The Life Insurance Corporation of India may have to pay Rs 90,000 crore in defined maturity benefits and survival benefits, up 20% from an approximate Rs 75,000 crore in FY13 “This year earning sufficient returns from investment in equities and bonds has become uncertain because of the gyrations of the market but we have an obligation to pay out the highest-ever benefits to policyholders this fiscal,” said a top LIC official.
Optimistic of matching the good returns on equity investments last year LIC chairman SK Roy said,” It is a big challenge but we are confident.” The state-run insurer’s payout showcases its dominance over the industry a decade after private companies were permitted to set up insurance companies, resulting in the entry of ICICI, Aviva and HDFC into the sector. Despite this, LIC’s settlements will nearly equal the total premium income of the entire private sector for last fiscal.
LIC holds on to its investments for years, a practice that has yielded high returns over the past two decades as the global liquidity tide drove two stock market rallies that helped lift Indian stocks. “From the investment point of view, the perspective will be 15-year plus,” says Roy. “What happens in two or six months is a not a significant impacting event. We are very bullish on the economy, and we are certain this will turn out to be a very good India story. If the markets are rising, we will like to book profits wherever possible.”
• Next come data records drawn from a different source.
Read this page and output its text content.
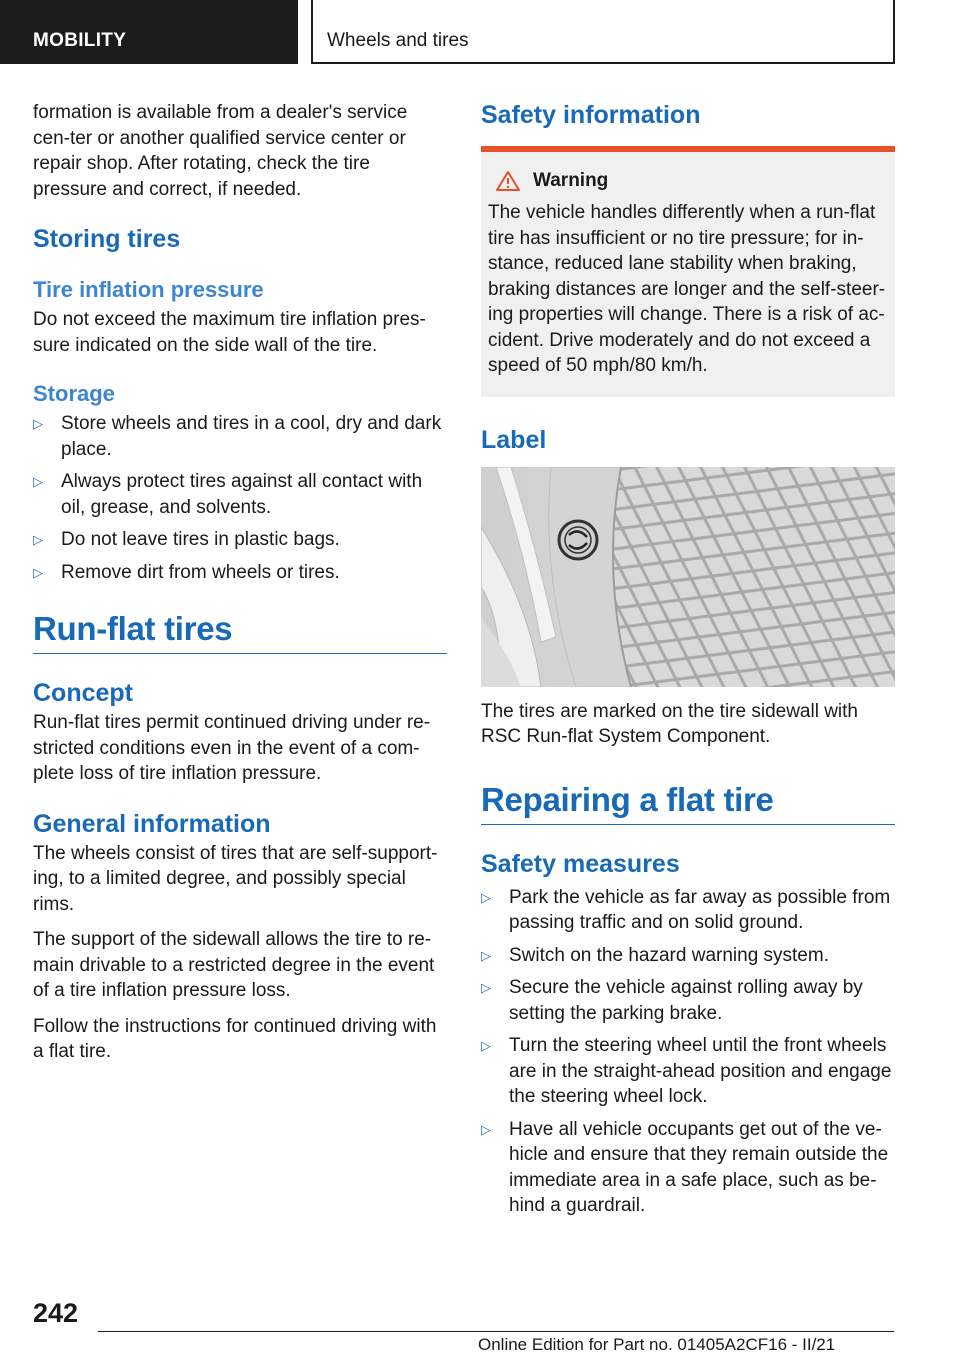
MOBILITY	Wheels and tires

formation is available from a dealer's service cen-ter or another qualified service center or repair shop. After rotating, check the tire pressure and correct, if needed.

Storing tires
Tire inflation pressure

Do not exceed the maximum tire inflation pres-sure indicated on the side wall of the tire.

Storage
▷ Store wheels and tires in a cool, dry and dark place.
▷ Always protect tires against all contact with oil, grease, and solvents.
▷ Do not leave tires in plastic bags.
▷ Remove dirt from wheels or tires.
Run-flat tires
Concept

Run-flat tires permit continued driving under re-stricted conditions even in the event of a com-plete loss of tire inflation pressure.

General information

The wheels consist of tires that are self-support-ing, to a limited degree, and possibly special rims.

The support of the sidewall allows the tire to re-main drivable to a restricted degree in the event of a tire inflation pressure loss.

Follow the instructions for continued driving with a flat tire.

Safety information
Warning

The vehicle handles differently when a run-flat tire has insufficient or no tire pressure; for in-stance, reduced lane stability when braking, braking distances are longer and the self-steer-ing properties will change. There is a risk of ac-cident. Drive moderately and do not exceed a speed of 50 mph/80 km/h.

Label

The tires are marked on the tire sidewall with RSC Run-flat System Component.

Repairing a flat tire
Safety measures
▷ Park the vehicle as far away as possible from passing traffic and on solid ground.
▷ Switch on the hazard warning system.
▷ Secure the vehicle against rolling away by setting the parking brake.
▷ Turn the steering wheel until the front wheels are in the straight-ahead position and engage the steering wheel lock.
▷ Have all vehicle occupants get out of the ve-hicle and ensure that they remain outside the immediate area in a safe place, such as be-hind a guardrail.
242
Online Edition for Part no. 01405A2CF16 - II/21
Although investing in state-run companies have yielded high returns in the past, it may not be the case in future given intensifying competition and governmental interference. For example, in MTNL – the loss-making telecom company that was once a blue chip – Life Insurance Corporation (LIC) owns 19%. But Roy says LIC will continue playing a long-term game.
In 2012-13, LIC had paid maturity benefits of around Rs 75,000 crore. In 2011-12, LIC had paid maturity claims of Rs 63,348 crore while the figure was Rs 49,548 crore in 2010-11. In both these years, its investment income was superior.